加賀(石川県)はある意味不思議な郷(くに)であるといえます。
上代ではその大きな沖積平野は排水などの困難さから、多くが荒蕪のまま放置されていたとされ、鎌倉期の頃から大いに水田化が進み、
小規模の地主や自作農が多く出て活力に溢れていたといいます。その頃仏教界に親鸞が現れて念仏を説いたのは主に農民に対してでした。
飢えをしのぐために魚介や鳥獣を殺さざるを得ない殺生の仏罰を逃れるための供養や寄進ができない貧しい農民たちは悪人とされ、
それに対して法然は「悪人も往生できる」としましたが、親鸞はさらに徹底して「悪人だからこそ往生できる」と説いてみせました。
この親鸞の教えをその八世後の蓮如が室町の乱世の中で広めていきます。北陸に巡教し、特に加賀において大いに広める事が出来ました。
越後は農民の経済的成長が遅れていたこと、越前は叡山の荘園が多かったがため逆に進歩的であったことから、加賀が最も条件が備わっていたとされます。
蓮如の方針で真宗(一向宗)の講組織が形成され、その横のつながりは一国をなし、ついには守護大名・富樫氏を倒すまでになります。
一種の農民による共和制が起こり、「加賀は百姓の持ちたる国」と言われ、信長の北陸遠征までなんとこれが百年続くことになります。
群雄割拠の戦国時代のほとんどを加賀は誰にも支配されない農民の共和制であり続けたという、後年考えても不思議な現象を持つことになります。
秀吉統一後、前田家をもって加賀は支配され、その非軍事的な藩経営によって今度は加賀百万石の大藩をもって江戸期に君臨します。
そして幕末、佐幕派であったがためか、共和制の気質からか、大いなる人物を持ちえないまま明治維新に乗り遅れます。新政府からは冷遇され、
明治初期までは石川県となってからも不遇を強いられることになります。
明治11年5月、西南の役平定後落ち着いたかに見えた新政府に「大久保利通暗殺」の衝撃が走ります。
紀尾井坂で馬車に乗った大久保卿が島田一郎ら郎党に斬殺されます。この犯人島田らの出身が旧加賀藩士であったことは、先の加賀への冷遇と無関係であるとは思われません。
事件前、その動向を知らされた際にも、薩摩人である大警視川路利良の「加賀の腰抜けに何ができるか」という言葉にも表れています。
少し歴史解説みたいになって気恥ずかしいですが、そんな歴史観を持って金沢周辺を歩くと一つ一つが意味を持って見えてくるものです。
その金沢北隣りのかほく市に「西田幾多郎記念哲学館」があり訪ねました。
日本の哲学の草分けで京都学派の創始者としても知られる西田幾多郎(きたろう)はここ、かほく市に生まれた人でした。解説本の受け売りのようになりますが、
禅経験から仏教思想と西洋哲学を融合させたと言われ、代表作「善の研究」で純粋経験論というものを展開していきます。

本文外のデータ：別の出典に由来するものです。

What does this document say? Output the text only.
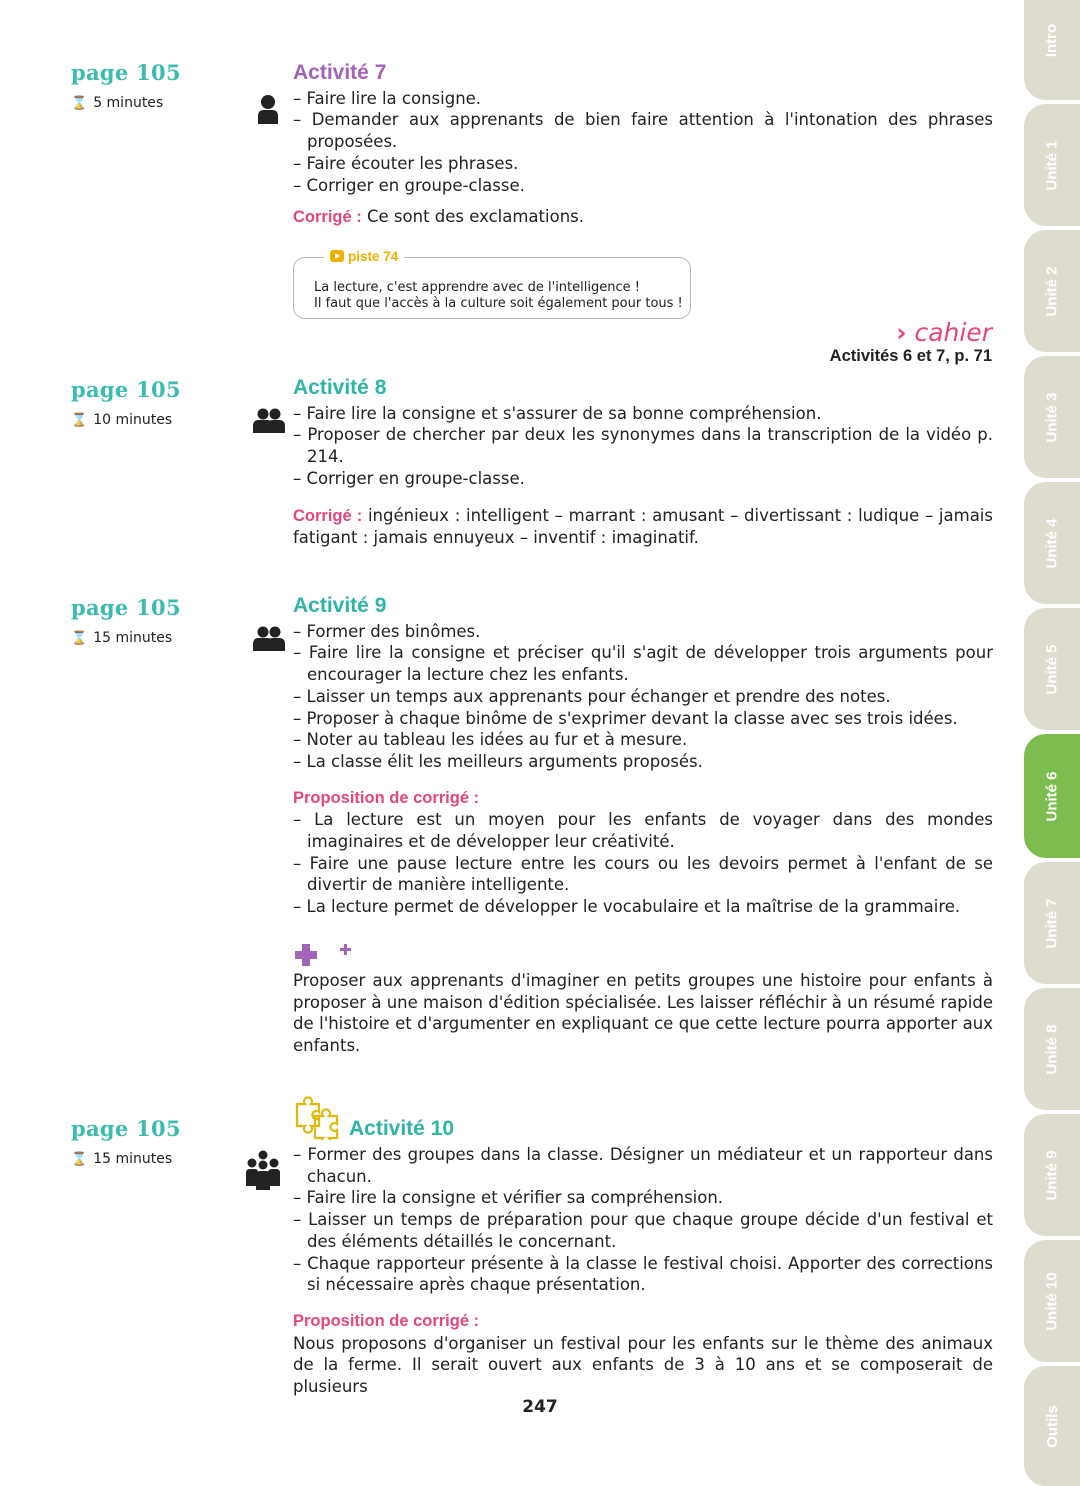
page 105
⌛ 5 minutes
page 105
⌛ 10 minutes
page 105
⌛ 15 minutes
page 105
⌛ 15 minutes
Activité 7
– Faire lire la consigne.
– Demander aux apprenants de bien faire attention à l'intonation des phrases proposées.
– Faire écouter les phrases.
– Corriger en groupe-classe.

Corrigé : Ce sont des exclamations.

piste 74
La lecture, c'est apprendre avec de l'intelligence !
Il faut que l'accès à la culture soit également pour tous !
› cahier
Activités 6 et 7, p. 71
Activité 8
– Faire lire la consigne et s'assurer de sa bonne compréhension.
– Proposer de chercher par deux les synonymes dans la transcription de la vidéo p. 214.
– Corriger en groupe-classe.

Corrigé : ingénieux : intelligent – marrant : amusant – divertissant : ludique – jamais fatigant : jamais ennuyeux – inventif : imaginatif.

Activité 9
– Former des binômes.
– Faire lire la consigne et préciser qu'il s'agit de développer trois arguments pour encourager la lecture chez les enfants.
– Laisser un temps aux apprenants pour échanger et prendre des notes.
– Proposer à chaque binôme de s'exprimer devant la classe avec ses trois idées.
– Noter au tableau les idées au fur et à mesure.
– La classe élit les meilleurs arguments proposés.
Proposition de corrigé :
– La lecture est un moyen pour les enfants de voyager dans des mondes imaginaires et de développer leur créativité.
– Faire une pause lecture entre les cours ou les devoirs permet à l'enfant de se divertir de manière intelligente.
– La lecture permet de développer le vocabulaire et la maîtrise de la grammaire.

Proposer aux apprenants d'imaginer en petits groupes une histoire pour enfants à proposer à une maison d'édition spécialisée. Les laisser réfléchir à un résumé rapide de l'histoire et d'argumenter en expliquant ce que cette lecture pourra apporter aux enfants.

Activité 10
– Former des groupes dans la classe. Désigner un médiateur et un rapporteur dans chacun.
– Faire lire la consigne et vérifier sa compréhension.
– Laisser un temps de préparation pour que chaque groupe décide d'un festival et des éléments détaillés le concernant.
– Chaque rapporteur présente à la classe le festival choisi. Apporter des corrections si nécessaire après chaque présentation.
Proposition de corrigé :

Nous proposons d'organiser un festival pour les enfants sur le thème des animaux de la ferme. Il serait ouvert aux enfants de 3 à 10 ans et se composerait de plusieurs

247
Intro
Unité 1
Unité 2
Unité 3
Unité 4
Unité 5
Unité 6
Unité 7
Unité 8
Unité 9
Unité 10
Outils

「竹は竹、松は松と各自その天賦を十分に発揮するように、人間が人間の天性自然を発揮するのが人間の善である」などと説かれています。
同郷の鈴木大拙(本名貞太郎)、藤岡作太郎らと「加賀の三太郎」とも称されます。
この加賀に世界的にも知られる哲学者や国学者が同時期に三人も生まれたというのは、これまでの加賀の翻弄された歴史からして、ただの偶然とは思われないのです。
その思想には宗教観が強く、思索だけでなく実践と行動を伴わねばならないという強い働き掛けを感じさせるものだといいます。一向宗による自治を続け、
自ら考えるという土壌が醸成されて行ったものだと考えるのは少し穿ち過ぎでしょうか。
哲学館は安藤忠雄氏設計による鉄とガラスとコンクリートの大規模な二棟建ての構成で丘陵の上に座しています。地下から天空を見上げる吹抜けには、
やはり禅の思想から採ったものなのでしょうか、円で天窓を切ってあるのが印象的に感じられました。

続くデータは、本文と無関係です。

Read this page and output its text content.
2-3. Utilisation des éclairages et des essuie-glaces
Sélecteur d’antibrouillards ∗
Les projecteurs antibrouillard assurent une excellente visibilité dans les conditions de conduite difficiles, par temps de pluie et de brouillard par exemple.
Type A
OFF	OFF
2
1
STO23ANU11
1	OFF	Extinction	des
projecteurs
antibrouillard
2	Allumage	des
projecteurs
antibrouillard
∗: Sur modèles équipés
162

西田が思索に散策したのは京都にある琵琶湖疏水沿いの「哲学の道」と呼ばれる道でしたが、この哲学館の広い敷地の中にも哲学の杜と呼ぶ木立の中に、
館と駐車場とを結ぶ「思索の道」が用意されています。
一見、形而下にあるものには必要のないもののように思われる哲学ですが、生きていくうえで幾度か先達の知恵に縋って必要と思わせられることがあるといいます。
「自己は自己を否定するところにおいて真の自己である」という「絶対矛盾的自己同一」とはどんな境地なのか、及ばないながらも考えていくことに意味がありそうです。
エレベーターホール前に置かれた小柄な西田のブロンズ像を、生涯思索に明け暮れたその時間の量と重さを思い量って見続けていました。